Um derartige Transportmechanismen besser zu verstehen, hat das Forscherteam einen besonderen Versuchsansatz gewählt und ist ins Quantenregime vorgedrungen: „Dabei haben wir mehrere technologische Herausforderungen überwunden“, erklärt Carsten Lippe, Erstautor der Studie. „Dies zeigt allein schon der Blick auf die notwendigen Rahmenbedingungen: Bei einem Umgebungsdruck, der etwa 1000-mal geringer ist als im Weltraum rund um die ISS, und bei Temperaturen nahe dem absoluten Nullpunkt werden einige Atome durch Bestrahlung mit Lasern angeregt und in einen sogenannten Rydberg-Zustand versetzt. In diesem Zustand, bei dem ein Elektron auf eine weit entfernte Umlaufbahn um den Atomkern gebracht wird, ist das Atom etwa 10000-mal größer als im Normalzustand.“

Durch diese gigantische Größe wird ein Atom im Rydberg-Zustand sehr empfindlich für andere solche Atome und erlaubt somit Wechselwirkungen zwischen Atomen experimentell zu untersuchen, die sonst auf viel kleineren Längenskalen stattfinden würden.

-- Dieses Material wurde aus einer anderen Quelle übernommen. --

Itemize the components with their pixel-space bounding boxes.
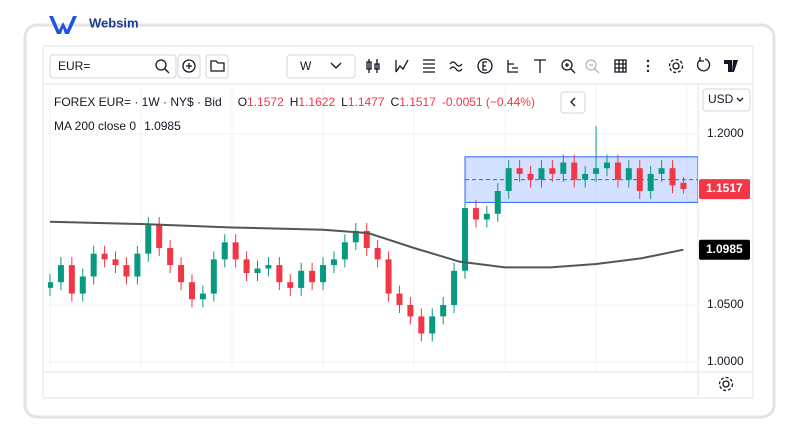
candle-body	[582, 173, 589, 180]
price-label: 1.0000	[707, 354, 744, 368]
change: -0.0051 (−0.44%)	[442, 95, 535, 109]
interval: W	[300, 59, 312, 73]
candle-body	[123, 265, 130, 277]
price-label: 1.0500	[707, 297, 744, 311]
candle-body	[178, 265, 185, 283]
indicator-name: MA 200 close 0	[54, 119, 136, 133]
indicator-value: 1.0985	[144, 119, 181, 133]
candle-body	[636, 168, 643, 192]
candle-body	[451, 270, 458, 305]
candle-body	[658, 168, 665, 174]
legend-line: FOREX EUR= · 1W · NY$ · Bid O1.1572 H1.162…	[54, 95, 535, 109]
currency: USD	[708, 92, 734, 106]
candle-body	[68, 265, 75, 294]
candle-body	[221, 242, 228, 260]
ohlc-label: L	[341, 95, 348, 109]
moving-average	[49, 220, 684, 269]
settings-button[interactable]	[718, 376, 734, 392]
interval-select[interactable]	[286, 54, 356, 79]
candle-body	[647, 173, 654, 192]
candle-body	[309, 270, 316, 283]
candle-body	[243, 259, 250, 274]
currency-button[interactable]	[702, 88, 751, 112]
toolbar: EUR= W	[49, 54, 738, 79]
price-tag	[699, 179, 750, 200]
candle-body	[440, 304, 447, 317]
candle-body	[330, 259, 337, 266]
candle-body	[462, 208, 469, 271]
candle-body	[276, 265, 283, 283]
candle-body	[145, 225, 152, 254]
candle-body	[210, 259, 217, 294]
candle-body	[265, 265, 272, 269]
candle-body	[396, 293, 403, 305]
candle-body	[134, 253, 141, 277]
candle-body	[549, 168, 556, 174]
candle-body	[429, 316, 436, 334]
collapse-legend[interactable]	[560, 91, 586, 114]
price-tag-label: 1.1517	[706, 181, 743, 195]
candle-body	[571, 162, 578, 180]
ohlc-label: H	[290, 95, 299, 109]
ohlc-value: 1.1572	[247, 95, 284, 109]
ohlc-value: 1.1517	[399, 95, 436, 109]
ohlc-label: C	[391, 95, 400, 109]
candle-body	[494, 191, 501, 214]
folder-button[interactable]	[205, 54, 229, 79]
candle-body	[79, 276, 86, 294]
ohlc-label: O	[238, 95, 247, 109]
candle-body	[341, 242, 348, 260]
symbol: EUR=	[58, 59, 90, 73]
candle-body	[101, 253, 108, 260]
candle-body	[680, 182, 687, 190]
candle-body	[385, 259, 392, 294]
symbol-line: FOREX EUR= · 1W · NY$ · Bid	[54, 95, 222, 109]
candle-body	[505, 168, 512, 192]
candle-body	[625, 168, 632, 180]
candle-body	[287, 282, 294, 288]
ohlc-value: 1.1622	[298, 95, 335, 109]
candle-body	[57, 265, 64, 283]
price-tag-label: 1.0985	[706, 242, 743, 256]
candle-body	[48, 282, 53, 288]
candle-body	[363, 230, 370, 248]
legend: FOREX EUR= · 1W · NY$ · Bid O1.1572 H1.162…	[54, 91, 586, 133]
candle-body	[232, 242, 239, 260]
candle-body	[516, 168, 523, 174]
logo: Websim	[49, 15, 139, 34]
indicator-line: MA 200 close 0 1.0985	[54, 119, 181, 133]
candle-body	[298, 270, 305, 288]
candle-body	[320, 265, 327, 283]
ohlc-value: 1.1477	[348, 95, 385, 109]
symbol-search[interactable]	[49, 54, 177, 79]
widget	[42, 45, 754, 399]
price-label: 1.2000	[707, 126, 744, 140]
candle-body	[560, 162, 567, 174]
candle-body	[603, 162, 610, 169]
candle-body	[472, 208, 479, 220]
candle-body	[352, 230, 359, 243]
candle-body	[374, 247, 381, 260]
candle-body	[483, 213, 490, 220]
candle-body	[614, 162, 621, 180]
candle-body	[527, 173, 534, 180]
candle-body	[418, 316, 425, 334]
price-tag	[699, 239, 750, 260]
brand: Websim	[89, 15, 139, 30]
candle-body	[254, 268, 261, 274]
candle-body	[407, 304, 414, 317]
tool-icons[interactable]	[366, 57, 738, 74]
candle-body	[669, 168, 676, 186]
candle-body	[188, 282, 195, 300]
candle-body	[156, 225, 163, 248]
candle-body	[593, 168, 600, 174]
candle-body	[112, 259, 119, 266]
candle-body	[90, 253, 97, 277]
candle-body	[199, 293, 206, 300]
candle-body	[538, 168, 545, 180]
candle-body	[167, 247, 174, 266]
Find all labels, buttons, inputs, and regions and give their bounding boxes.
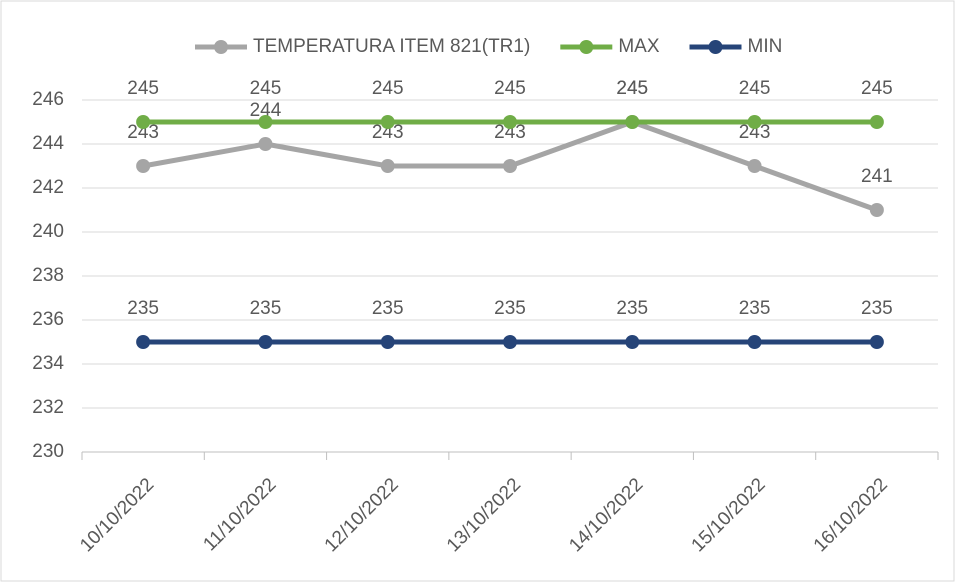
legend-marker (214, 40, 228, 54)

Im Rahmen ihres Experiments haben die Forschenden nun mithilfe von unterschiedlichen Lasersystemen nacheinander zwei verschiedene Arten von Rydberg-Atomen erzeugt und den Energietransport zwischen ihnen untersucht. Dabei sind sie auf quantenphysikalische Effekte gestoßen, die unserer alltäglichen Vorstellung widersprechen. „Klassisch kann man sich einen solchen Transportprozess als Hüpfprozess vorstellen. Die Energie bzw. Anregung springt also zwischen den Molekülen hin und her. In der Quantenphysik ist das aufgrund des sogenannten Superpositionsprinzips anders: Die Anregung kann zum Beispiel auch gleichzeitig auf mehrere Moleküle hüpfen und so viel effizienter in dem System transportiert werden. Man spricht dann von kohärentem Transport“, sagt Ott.

Die Forscher konnten dabei zeigen, dass sich der Anteil aus klassischem Hüpfen und kohärentem Transport im Experiment kontrolliert einstellen lässt. Dies geschieht durch winzige Änderungen der Wellenlänge der verwendeten Anregungslaser. „Normalerweise sind quantenphysikalische Effekte fragil und verschwinden, sobald Störungen vorliegen, wie sie etwa im vorliegenden System durch die atomare Unordnung in dem Gas geben sind“, sagt Thomas Niederprüm, der gemeinsam mit Ott die Arbeit geleitet hat. „Dass in der Studie diese Effekte beobachtet werden konnten, kann helfen, andere komplexe Systeme besser zu verstehen. Dabei lässt sich die Wechselwirkung zwischen den Rydberg-Atomen auf andere Bereiche aktueller Forschung übertragen, zum Beispiel auf die Absorption den Transport von Licht in Molekülen bei der Photosynthese. Neueste Studien haben gezeigt, dass auch bei der Photosynthese quantenmechanische Effekte eine wichtige Rolle spielen und der Energietransport trotz der Unordnung erstaunlich verlustfrei stattfindet.

Die Arbeiten zu dieser Studie fanden im Rahmen des Sonderforschungsbereichs OSCAR („Open System Control of Atomic and Photonic Matter“) statt, in dem die TUK gemeinsam mit der Universität Bonn von der Deutschen Forschungsgemeinschaft gefördert wird. Die Resultate der Messungen und Simulationen sowie eine Beschreibung des experimentellen Aufbaus sind in Nature Communications erschienen.